The audit revealed multiple categories of failure. Some test cases were too narrow, marking valid fixes as wrong because they did not match the exact expected code. Others were too broad, letting any change pass. Most damning was evidence of benchmark contamination — AI models reproducing gold-standard patches word for word, suggesting they had memorised answers from training data.

The top five models scored between 80.0 and 80.9 per cent on the existing benchmark, a spread of just 0.9 points. This clustering suggests the benchmark had lost its ability to differentiate between models. A new harder version called SWE-bench Pro saw the top score drop to 57.7 per cent from GPT-5.4, restoring meaningful separation between competitors.

The findings come from a comprehensive review covering 21 major AI research findings from February and March 2026, which also identified similar trust issues across other benchmarks used to evaluate AI capabilities.

Analysis

Why This Matters

Companies and researchers have been making product decisions, investment choices, and capability claims based on SWE-bench scores for over a year.
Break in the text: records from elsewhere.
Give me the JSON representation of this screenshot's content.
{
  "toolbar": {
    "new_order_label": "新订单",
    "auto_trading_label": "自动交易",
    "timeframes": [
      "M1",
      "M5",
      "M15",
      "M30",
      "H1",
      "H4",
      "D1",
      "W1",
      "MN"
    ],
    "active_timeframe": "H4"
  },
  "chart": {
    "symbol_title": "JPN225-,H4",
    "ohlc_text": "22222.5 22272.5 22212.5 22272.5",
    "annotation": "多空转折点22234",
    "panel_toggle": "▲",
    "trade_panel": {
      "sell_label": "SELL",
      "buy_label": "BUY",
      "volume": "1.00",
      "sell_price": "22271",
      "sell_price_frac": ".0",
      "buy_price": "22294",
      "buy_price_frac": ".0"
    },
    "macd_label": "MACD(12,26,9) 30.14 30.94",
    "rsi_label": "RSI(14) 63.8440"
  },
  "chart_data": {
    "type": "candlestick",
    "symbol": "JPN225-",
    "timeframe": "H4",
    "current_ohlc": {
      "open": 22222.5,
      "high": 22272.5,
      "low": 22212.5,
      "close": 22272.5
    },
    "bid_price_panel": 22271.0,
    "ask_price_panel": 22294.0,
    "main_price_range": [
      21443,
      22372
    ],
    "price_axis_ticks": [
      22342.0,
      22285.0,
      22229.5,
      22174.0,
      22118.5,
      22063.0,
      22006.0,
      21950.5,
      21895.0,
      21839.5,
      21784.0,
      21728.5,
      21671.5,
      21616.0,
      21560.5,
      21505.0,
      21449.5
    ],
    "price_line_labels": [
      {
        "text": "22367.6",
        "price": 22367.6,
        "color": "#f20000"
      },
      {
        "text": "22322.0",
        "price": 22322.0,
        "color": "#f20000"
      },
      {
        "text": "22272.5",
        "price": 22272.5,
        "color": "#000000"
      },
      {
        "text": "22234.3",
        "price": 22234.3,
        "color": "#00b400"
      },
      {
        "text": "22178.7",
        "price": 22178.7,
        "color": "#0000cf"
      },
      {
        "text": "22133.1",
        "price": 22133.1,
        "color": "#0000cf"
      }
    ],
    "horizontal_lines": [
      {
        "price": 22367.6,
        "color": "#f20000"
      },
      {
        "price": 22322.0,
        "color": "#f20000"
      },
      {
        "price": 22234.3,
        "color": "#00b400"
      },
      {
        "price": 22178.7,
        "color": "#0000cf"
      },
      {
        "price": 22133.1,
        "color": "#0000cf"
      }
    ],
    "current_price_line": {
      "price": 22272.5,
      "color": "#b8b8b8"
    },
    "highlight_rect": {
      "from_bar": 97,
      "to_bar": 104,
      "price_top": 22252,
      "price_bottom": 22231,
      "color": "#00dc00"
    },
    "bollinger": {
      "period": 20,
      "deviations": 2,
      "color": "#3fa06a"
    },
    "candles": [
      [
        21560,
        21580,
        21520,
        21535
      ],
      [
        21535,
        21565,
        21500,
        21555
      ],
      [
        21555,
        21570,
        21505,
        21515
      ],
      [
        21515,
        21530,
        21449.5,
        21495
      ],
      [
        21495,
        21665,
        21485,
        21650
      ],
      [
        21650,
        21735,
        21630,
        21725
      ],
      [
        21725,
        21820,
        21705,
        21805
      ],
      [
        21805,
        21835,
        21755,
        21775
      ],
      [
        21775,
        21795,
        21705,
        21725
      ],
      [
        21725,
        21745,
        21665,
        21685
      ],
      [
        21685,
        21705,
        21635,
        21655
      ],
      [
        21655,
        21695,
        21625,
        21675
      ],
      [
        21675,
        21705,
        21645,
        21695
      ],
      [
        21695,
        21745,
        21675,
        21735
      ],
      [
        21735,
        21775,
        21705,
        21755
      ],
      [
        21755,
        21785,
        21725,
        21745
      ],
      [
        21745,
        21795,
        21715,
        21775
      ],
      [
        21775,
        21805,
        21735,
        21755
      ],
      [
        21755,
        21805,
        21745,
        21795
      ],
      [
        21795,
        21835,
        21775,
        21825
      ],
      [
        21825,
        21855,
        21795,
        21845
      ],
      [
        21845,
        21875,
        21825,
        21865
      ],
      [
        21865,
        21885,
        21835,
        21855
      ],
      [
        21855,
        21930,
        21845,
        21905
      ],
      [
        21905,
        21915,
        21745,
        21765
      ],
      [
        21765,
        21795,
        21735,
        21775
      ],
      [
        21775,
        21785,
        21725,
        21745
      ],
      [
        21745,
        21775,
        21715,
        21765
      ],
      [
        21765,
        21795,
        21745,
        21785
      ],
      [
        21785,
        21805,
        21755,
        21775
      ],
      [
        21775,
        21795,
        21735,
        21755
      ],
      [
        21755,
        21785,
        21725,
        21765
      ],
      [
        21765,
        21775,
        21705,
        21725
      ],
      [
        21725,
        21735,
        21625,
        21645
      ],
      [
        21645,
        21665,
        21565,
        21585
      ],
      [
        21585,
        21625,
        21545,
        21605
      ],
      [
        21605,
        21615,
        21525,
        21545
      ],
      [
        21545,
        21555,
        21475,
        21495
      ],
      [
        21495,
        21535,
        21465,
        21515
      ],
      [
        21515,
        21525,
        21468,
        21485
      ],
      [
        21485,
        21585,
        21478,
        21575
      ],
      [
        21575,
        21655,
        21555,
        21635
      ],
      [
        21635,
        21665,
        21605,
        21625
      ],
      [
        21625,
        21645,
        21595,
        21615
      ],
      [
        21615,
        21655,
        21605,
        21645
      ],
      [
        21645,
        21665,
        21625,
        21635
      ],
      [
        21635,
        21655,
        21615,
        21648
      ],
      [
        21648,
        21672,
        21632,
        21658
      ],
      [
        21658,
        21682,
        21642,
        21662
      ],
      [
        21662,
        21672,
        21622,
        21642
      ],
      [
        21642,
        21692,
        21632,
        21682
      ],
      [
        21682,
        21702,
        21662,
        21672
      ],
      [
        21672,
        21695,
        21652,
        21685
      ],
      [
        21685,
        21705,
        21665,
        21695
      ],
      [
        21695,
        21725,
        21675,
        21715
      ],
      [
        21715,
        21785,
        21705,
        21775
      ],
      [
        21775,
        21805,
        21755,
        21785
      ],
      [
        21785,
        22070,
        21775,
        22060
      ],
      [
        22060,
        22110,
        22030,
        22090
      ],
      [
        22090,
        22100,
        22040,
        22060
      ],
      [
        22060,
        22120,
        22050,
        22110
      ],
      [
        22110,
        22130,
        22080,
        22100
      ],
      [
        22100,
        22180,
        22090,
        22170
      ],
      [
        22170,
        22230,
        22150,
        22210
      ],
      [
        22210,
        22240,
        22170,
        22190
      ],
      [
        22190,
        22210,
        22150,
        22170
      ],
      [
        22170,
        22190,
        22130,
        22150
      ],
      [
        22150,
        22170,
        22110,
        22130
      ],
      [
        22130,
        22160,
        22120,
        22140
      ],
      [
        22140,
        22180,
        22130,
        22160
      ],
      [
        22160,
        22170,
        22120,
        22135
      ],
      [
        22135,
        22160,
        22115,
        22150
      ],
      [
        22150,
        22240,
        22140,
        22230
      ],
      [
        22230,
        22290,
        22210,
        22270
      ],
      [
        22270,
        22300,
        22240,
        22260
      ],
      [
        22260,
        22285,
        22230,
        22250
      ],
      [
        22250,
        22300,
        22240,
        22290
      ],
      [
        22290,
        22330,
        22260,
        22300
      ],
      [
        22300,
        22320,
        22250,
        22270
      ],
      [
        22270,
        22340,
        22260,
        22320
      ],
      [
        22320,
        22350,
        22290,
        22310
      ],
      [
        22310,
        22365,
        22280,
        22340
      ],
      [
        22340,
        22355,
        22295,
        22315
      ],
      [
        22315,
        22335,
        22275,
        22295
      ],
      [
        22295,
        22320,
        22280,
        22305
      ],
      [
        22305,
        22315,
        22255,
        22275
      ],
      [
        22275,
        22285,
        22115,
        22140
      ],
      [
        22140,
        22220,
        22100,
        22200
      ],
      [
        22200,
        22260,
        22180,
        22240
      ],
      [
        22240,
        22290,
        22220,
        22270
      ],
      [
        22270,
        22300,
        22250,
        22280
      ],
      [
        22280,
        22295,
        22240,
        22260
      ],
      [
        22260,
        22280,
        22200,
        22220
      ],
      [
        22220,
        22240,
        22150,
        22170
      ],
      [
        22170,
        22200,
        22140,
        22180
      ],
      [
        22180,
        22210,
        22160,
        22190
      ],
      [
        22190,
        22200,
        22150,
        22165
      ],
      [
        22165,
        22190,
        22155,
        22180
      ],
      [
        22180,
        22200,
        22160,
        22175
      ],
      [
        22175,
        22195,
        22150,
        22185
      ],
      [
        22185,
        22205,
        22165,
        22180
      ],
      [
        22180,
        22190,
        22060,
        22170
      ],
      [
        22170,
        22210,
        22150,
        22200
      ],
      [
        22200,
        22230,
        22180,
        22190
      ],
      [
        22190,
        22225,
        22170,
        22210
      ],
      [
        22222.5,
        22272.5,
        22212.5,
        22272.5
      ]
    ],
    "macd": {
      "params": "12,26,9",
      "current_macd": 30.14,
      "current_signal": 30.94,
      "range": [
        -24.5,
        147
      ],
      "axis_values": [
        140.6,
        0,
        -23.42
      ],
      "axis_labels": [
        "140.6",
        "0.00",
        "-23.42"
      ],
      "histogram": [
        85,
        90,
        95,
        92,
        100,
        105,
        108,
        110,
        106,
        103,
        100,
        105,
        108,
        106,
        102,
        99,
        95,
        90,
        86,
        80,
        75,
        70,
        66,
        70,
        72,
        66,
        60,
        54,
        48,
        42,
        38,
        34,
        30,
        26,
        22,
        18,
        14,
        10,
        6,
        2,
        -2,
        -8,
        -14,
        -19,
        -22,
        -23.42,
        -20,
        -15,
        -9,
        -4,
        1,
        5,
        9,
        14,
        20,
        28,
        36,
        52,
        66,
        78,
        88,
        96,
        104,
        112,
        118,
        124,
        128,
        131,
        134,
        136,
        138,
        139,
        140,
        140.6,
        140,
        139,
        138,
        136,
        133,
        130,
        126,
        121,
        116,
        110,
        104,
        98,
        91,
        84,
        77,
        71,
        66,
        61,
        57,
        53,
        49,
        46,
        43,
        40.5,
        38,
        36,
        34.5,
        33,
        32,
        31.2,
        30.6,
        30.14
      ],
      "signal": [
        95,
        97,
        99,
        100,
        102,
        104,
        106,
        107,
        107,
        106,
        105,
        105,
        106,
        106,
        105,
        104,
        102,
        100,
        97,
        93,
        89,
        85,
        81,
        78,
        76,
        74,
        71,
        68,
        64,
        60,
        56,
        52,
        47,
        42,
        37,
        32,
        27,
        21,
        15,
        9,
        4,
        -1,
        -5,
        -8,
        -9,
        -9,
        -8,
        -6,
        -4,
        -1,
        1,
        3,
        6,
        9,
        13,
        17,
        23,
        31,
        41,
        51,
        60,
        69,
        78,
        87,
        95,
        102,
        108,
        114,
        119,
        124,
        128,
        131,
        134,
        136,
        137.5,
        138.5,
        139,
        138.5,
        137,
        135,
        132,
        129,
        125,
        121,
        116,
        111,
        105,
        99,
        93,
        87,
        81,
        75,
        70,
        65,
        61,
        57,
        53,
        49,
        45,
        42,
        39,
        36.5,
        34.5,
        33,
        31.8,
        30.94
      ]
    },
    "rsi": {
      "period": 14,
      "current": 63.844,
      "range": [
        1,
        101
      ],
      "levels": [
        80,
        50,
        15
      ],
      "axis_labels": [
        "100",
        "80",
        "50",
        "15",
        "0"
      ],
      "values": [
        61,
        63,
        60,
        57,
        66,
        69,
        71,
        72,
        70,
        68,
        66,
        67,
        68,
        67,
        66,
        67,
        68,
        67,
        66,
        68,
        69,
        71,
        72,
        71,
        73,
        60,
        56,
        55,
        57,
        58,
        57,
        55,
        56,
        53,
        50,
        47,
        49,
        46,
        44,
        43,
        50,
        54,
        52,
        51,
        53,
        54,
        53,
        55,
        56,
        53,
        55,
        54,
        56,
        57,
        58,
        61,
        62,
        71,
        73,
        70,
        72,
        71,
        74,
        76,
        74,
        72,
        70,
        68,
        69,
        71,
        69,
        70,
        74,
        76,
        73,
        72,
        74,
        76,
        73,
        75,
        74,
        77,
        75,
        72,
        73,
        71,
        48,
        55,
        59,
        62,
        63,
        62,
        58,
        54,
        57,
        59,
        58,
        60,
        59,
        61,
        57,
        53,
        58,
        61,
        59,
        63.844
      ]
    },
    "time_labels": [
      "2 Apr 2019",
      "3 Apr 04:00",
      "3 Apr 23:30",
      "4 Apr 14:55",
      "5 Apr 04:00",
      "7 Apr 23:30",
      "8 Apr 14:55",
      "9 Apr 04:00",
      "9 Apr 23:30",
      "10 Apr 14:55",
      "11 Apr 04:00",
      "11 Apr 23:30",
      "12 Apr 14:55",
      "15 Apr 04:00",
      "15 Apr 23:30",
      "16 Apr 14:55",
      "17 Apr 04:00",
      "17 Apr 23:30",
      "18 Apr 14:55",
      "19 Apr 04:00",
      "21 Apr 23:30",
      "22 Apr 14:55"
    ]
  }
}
If the benchmark itself was broken, those decisions were built on sand.

Background

Benchmark integrity is a recurring problem in AI. Models are increasingly trained on data that includes benchmark answers, creating a feedback loop where scores go up but real-world ability does not. The contamination issue found here — models reproducing exact patches — is particularly concerning.

Key Perspectives

The near-identical scores at the top suggest a ceiling effect rather than genuine capability convergence. When the hardest problems have broken answer keys, the benchmark effectively becomes a test of memorisation rather than engineering skill.

What to Watch

SWE-bench Pro aims to fix these issues with harder problems and better test validation. Whether the industry adopts it quickly or continues citing the old numbers will say a lot about how seriously the field takes evaluation integrity.